Climate change has pushed Earth to "code red": report


Friday, 28 October, 2022

Climate change has pushed Earth to "code red": report

An international coalition of researchers, led by Oregon State University (OSU), has stated in the journal BioScience that the Earth’s vital signs have reached “code red” and that “humanity is unequivocally facing a climate emergency”.

In the special report ‘World Scientists’ Warning of a Climate Emergency 2022’, the authors note that 16 of 35 planetary vital signs they use to track climate change are at record extremes. These signs include human population growth, greater consumption of gas, increasing greenhouse emissions including carbon dioxide and methane, shrinking ice and glaciers, rising sea levels, warming oceans, and climbing numbers of hoofed livestock.

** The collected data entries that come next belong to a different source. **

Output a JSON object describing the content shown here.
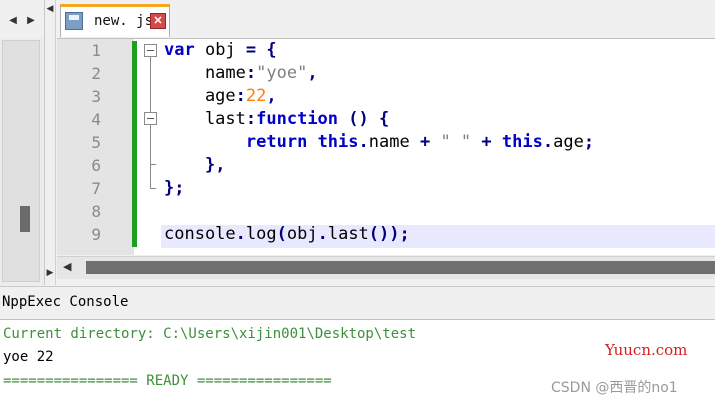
{
  "left_panel": {
    "left_arrow": "◀",
    "right_arrow": "▶"
  },
  "splitter": {
    "up_arrow": "◀",
    "down_arrow": "▶"
  },
  "tabs": [
    {
      "label": "new. js",
      "close": "✕"
    }
  ],
  "editor": {
    "line_numbers": [
      "1",
      "2",
      "3",
      "4",
      "5",
      "6",
      "7",
      "8",
      "9"
    ]
  },
  "code_lines": [
    [
      {
        "t": "var",
        "c": "kw"
      },
      {
        "t": " obj ",
        "c": ""
      },
      {
        "t": "=",
        "c": "op"
      },
      {
        "t": " ",
        "c": ""
      },
      {
        "t": "{",
        "c": "op"
      }
    ],
    [
      {
        "t": "    name",
        "c": ""
      },
      {
        "t": ":",
        "c": "op"
      },
      {
        "t": "\"yoe\"",
        "c": "str"
      },
      {
        "t": ",",
        "c": "op"
      }
    ],
    [
      {
        "t": "    age",
        "c": ""
      },
      {
        "t": ":",
        "c": "op"
      },
      {
        "t": "22",
        "c": "num"
      },
      {
        "t": ",",
        "c": "op"
      }
    ],
    [
      {
        "t": "    last",
        "c": ""
      },
      {
        "t": ":",
        "c": "op"
      },
      {
        "t": "function",
        "c": "kw"
      },
      {
        "t": " ",
        "c": ""
      },
      {
        "t": "()",
        "c": "op"
      },
      {
        "t": " ",
        "c": ""
      },
      {
        "t": "{",
        "c": "op"
      }
    ],
    [
      {
        "t": "        ",
        "c": ""
      },
      {
        "t": "return",
        "c": "kw"
      },
      {
        "t": " ",
        "c": ""
      },
      {
        "t": "this",
        "c": "kw"
      },
      {
        "t": ".",
        "c": "op"
      },
      {
        "t": "name ",
        "c": ""
      },
      {
        "t": "+",
        "c": "op"
      },
      {
        "t": " ",
        "c": ""
      },
      {
        "t": "\" \"",
        "c": "str"
      },
      {
        "t": " ",
        "c": ""
      },
      {
        "t": "+",
        "c": "op"
      },
      {
        "t": " ",
        "c": ""
      },
      {
        "t": "this",
        "c": "kw"
      },
      {
        "t": ".",
        "c": "op"
      },
      {
        "t": "age",
        "c": ""
      },
      {
        "t": ";",
        "c": "op"
      }
    ],
    [
      {
        "t": "    ",
        "c": ""
      },
      {
        "t": "},",
        "c": "op"
      }
    ],
    [
      {
        "t": "};",
        "c": "op"
      }
    ],
    [
      {
        "t": "",
        "c": ""
      }
    ],
    [
      {
        "t": "console",
        "c": ""
      },
      {
        "t": ".",
        "c": "op"
      },
      {
        "t": "log",
        "c": ""
      },
      {
        "t": "(",
        "c": "op"
      },
      {
        "t": "obj",
        "c": ""
      },
      {
        "t": ".",
        "c": "op"
      },
      {
        "t": "last",
        "c": ""
      },
      {
        "t": "());",
        "c": "op"
      }
    ]
  ],
  "hscroll": {
    "left_arrow": "◀"
  },
  "console": {
    "title": "NppExec Console",
    "lines": [
      {
        "text": "Current directory: C:\\Users\\xijin001\\Desktop\\test",
        "color": "green"
      },
      {
        "text": "yoe 22",
        "color": "black"
      },
      {
        "text": "================ READY ================",
        "color": "green"
      }
    ]
  },
  "watermarks": {
    "site": "Yuucn.com",
    "author": "CSDN @西晋的no1"
  }
}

The report’s authors also share new data illustrating increasing frequency of extreme heat events, rising global tree cover loss because of fires, and a greater prevalence of the mosquito-borne dengue virus. Further, they note that atmospheric carbon dioxide levels have reached 418 parts per million, the highest on record.

OSU Professor William Ripple and postdoctoral researcher Christopher Wolf are the lead authors of the report, which is co-authored by 10 other US and global scientists — including Australia’s own Dr Thomas Newsome from The University of Sydney. According to Wolf, the annual surges in climate disasters indicate that we are “now in the midst of a major climate crisis, with far worse to come if we keep doing things the way we’ve been doing them”.

The report comes five years after Ripple and colleagues published in BioScience ‘World Scientists’ Warning to Humanity: A Second Notice’, which was co-signed by more than 15,000 scientists in 184 countries, and 30 years since more than 1700 scientists signed the original ‘World Scientists’ Warning to Humanity’ in 1992. The report points out that, in the time since the original warning was published, global greenhouse gas emissions have increased by 40% — and that current policies will push the planet to about 3°C of warming by 2100.

“As Earth’s temperatures are creeping up, the frequency or magnitude of some types of climate disasters may actually be leaping up,” Newsome said.

“If there are major shifts — such as decreases in greenhouse gases — we would expect the graphs to be trending away from record highs. Until this happens, the effects of climate change will only worsen.”